Etwas weiter sahen wir Indianderzelte und erfuhren die Bedeutung der Zeichnungen auf den Zelten. Berge, Hügel und Seen waren durch die „Zeichnungen“ angedeutet – die Heimat dieser Zeltbesitzerin. Dementsprechend war auch ihre Kleidung.

In einem danebenstehenden „Tinyhouse“ sass eine Dame vor einer alten Nähmaschine – Fußantrieb aus Gußeisen. Und hier erfuhren wir auch so einiges über Sitten und Gebräuche. Die Originalkleidung ist sehr teuer – eigentlich ist dies ein teures Hobby, weil alles der damaligen Zeit entsprechen muss. Deswegen näht sich diese Frau die Kleidung selbst. Von einer anderen Frau erhielt ich eine Wäscheklammer, die zu dieser Zeit üblich war, nachdem wir uns über Waschbretter unterhalten hatten. Denn mit so einem Waschbrett habe ich auch noch in den sechziger Jahren Wäsche gewaschen.
In diesem Areal gibt es Blockhäuser, Versammlungsplätze die rings herum Bände haben – in der Mitte einen Feuerplatz. Hier kann man auch diverse Übernachtungsmöglichkeiten buchen – vom einfachen Blockhaus bis zur Unterkunft in einem Hotel.

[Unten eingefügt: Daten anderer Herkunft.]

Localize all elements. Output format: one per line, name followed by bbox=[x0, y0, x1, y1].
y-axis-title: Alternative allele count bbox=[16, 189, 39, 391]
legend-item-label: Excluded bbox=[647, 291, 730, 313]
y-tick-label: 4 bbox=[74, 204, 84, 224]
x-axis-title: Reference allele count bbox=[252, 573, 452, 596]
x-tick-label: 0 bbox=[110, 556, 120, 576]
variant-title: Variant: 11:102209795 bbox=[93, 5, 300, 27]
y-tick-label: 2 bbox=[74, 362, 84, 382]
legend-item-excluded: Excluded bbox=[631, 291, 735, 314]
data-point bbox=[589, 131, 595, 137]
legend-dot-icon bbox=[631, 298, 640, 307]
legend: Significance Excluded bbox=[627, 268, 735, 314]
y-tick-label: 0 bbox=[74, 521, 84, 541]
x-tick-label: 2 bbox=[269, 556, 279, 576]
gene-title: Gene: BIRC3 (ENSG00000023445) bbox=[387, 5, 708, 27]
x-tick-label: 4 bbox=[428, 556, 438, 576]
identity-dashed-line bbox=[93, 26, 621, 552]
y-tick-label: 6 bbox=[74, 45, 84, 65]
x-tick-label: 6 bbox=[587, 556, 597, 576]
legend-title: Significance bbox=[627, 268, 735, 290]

Das Gefängnis und das öffentliche Badehaus durfte natürlich auch nicht fehlen. Hier war gross angeschrieben, dass man für sauberes Wasser 50 C für schmutziges Wasser 10 C für heisses Wasser 1 Dollar und für Handtücher 2 Dollar bezahlen muss.

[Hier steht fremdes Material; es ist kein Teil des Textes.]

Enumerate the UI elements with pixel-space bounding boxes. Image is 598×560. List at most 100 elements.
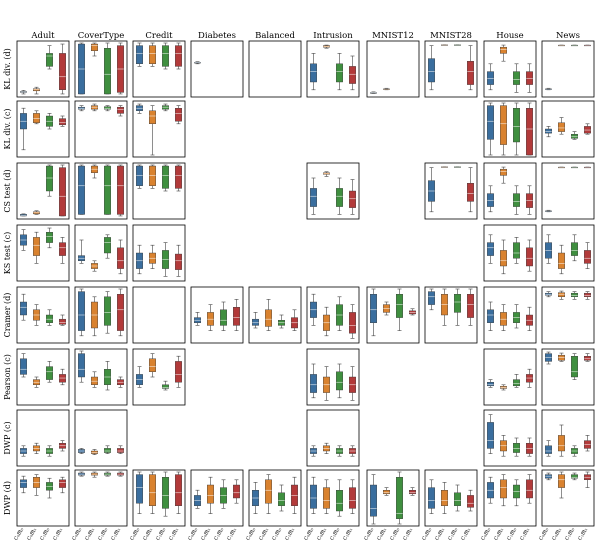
box [513,437,520,457]
box-body [175,253,182,270]
box-body [558,122,565,132]
box [323,479,330,514]
box [571,353,578,380]
box [194,312,201,326]
box [487,414,494,454]
box [136,366,143,388]
box-body [46,482,53,491]
x-tick-label: C₀fft₁ [26,527,38,542]
box [558,290,565,300]
box-body [149,110,156,125]
box-body [545,445,552,454]
box [383,301,390,316]
box-body [310,188,317,207]
box [136,42,143,67]
x-tick-label: C₀fft₁ [551,527,563,542]
box-body [513,484,520,499]
box-body [149,358,156,372]
box [336,296,343,331]
box [558,424,565,457]
box [104,291,111,334]
box [500,474,507,507]
box-body [310,63,317,83]
box-body [104,48,111,95]
box-body [117,165,124,215]
x-tick-label: C₀fft₀ [363,527,375,542]
box [571,131,578,140]
x-tick-label: C₀fft₀ [480,527,492,542]
box [428,288,435,311]
panel-frame [248,40,302,98]
box [500,239,507,275]
box [500,102,507,156]
box-body [59,479,66,488]
box [104,445,111,454]
x-tick-label: C₀fft₀ [538,527,550,542]
box [513,63,520,93]
box-body [162,250,169,269]
box-body [500,105,507,145]
column-titles: Adult CoverType Credit Diabetes Balanced Intr… [30,31,580,41]
box-body [207,312,214,326]
box-body [349,487,356,509]
panel [132,348,186,406]
box-body [500,250,507,267]
box [370,474,377,525]
x-tick-label: C₀fft₀ [245,527,257,542]
box [558,166,565,169]
panel [74,469,128,527]
box-body [336,188,343,207]
box [349,55,356,91]
box [91,471,98,478]
box [454,166,461,168]
box [310,293,317,326]
box [33,110,40,125]
row-titles: KL div. (d) KL div. (c) CS test (d) KS test… [3,48,12,515]
box-body [78,291,85,331]
box-body [349,66,356,84]
box [500,304,507,331]
box [370,91,377,94]
column-title: Diabetes [198,31,236,41]
panel [541,469,595,527]
box [46,45,53,70]
box [383,87,390,91]
panel-frame [74,469,128,527]
box-body [46,53,53,67]
box-body [500,168,507,176]
panel [366,40,420,98]
box [310,363,317,399]
x-tick-label: C₁fft₁ [519,527,531,542]
box [545,234,552,264]
box [558,244,565,275]
box-body [487,105,494,140]
box [349,445,356,457]
box [149,42,156,67]
box [46,309,53,326]
box-body [558,292,565,298]
x-tick-label: C₁fft₁ [577,527,589,542]
box [487,102,494,156]
box [584,123,591,135]
box [467,288,474,326]
panel [366,469,420,527]
box-body [571,356,578,378]
box [265,299,272,331]
box [513,479,520,507]
panel [424,469,478,527]
box-body [558,354,565,361]
box [117,42,124,95]
box-body [558,435,565,452]
panel [306,40,360,98]
row-title: KS test (c) [3,232,12,275]
box [162,242,169,277]
panel [132,224,186,282]
box [149,105,156,156]
box [233,299,240,331]
box [526,185,533,215]
box-body [46,314,53,324]
box-body [33,237,40,256]
box [323,442,330,454]
box [252,482,259,514]
panel [483,469,537,527]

Die kleine Kirche war ungewöhnlich – ein Küchenbuffet war der Altar – davor zwei Stühle, an der Decke und an den Wänden Bilder aus der Bibel in einer Ecke ein Kruzifix und auf dem „Altar“ ein kleineres Kruzifix mit jeweils einem Leuchter rechts und links. Der Stiefelhügel – heute Friedhof genannt war direkt bei der kleinen Kirche und nicht weit davon der Schuppen mit dem Leichenwagen.

Bei der Hauptshow am Nachmittag wurden die Büffel durch die Mainstreet getrieben – mächtige Fleischberge, zotteliges Fell – wenn man sich vorstellt dass diese Büffel früher in riesigen Herden die Landschaft bevölkerten, dann kann man auch ermessen wie gefährlich die Jagd der Indianer auf diese Nahrungsquelle war. Die Rinder mit ihren langen spitzen, gebogenen Hörnern wurden auch auf die Mainstreet getrieben – allerdings bekamen sie auf der Strasse ausgelegte Futterstücke damit sie in der Mitte der Strasse blieben. Wir Zuschauer wurden durch Holzgatter und Begrenzungen „ausgesperrt“.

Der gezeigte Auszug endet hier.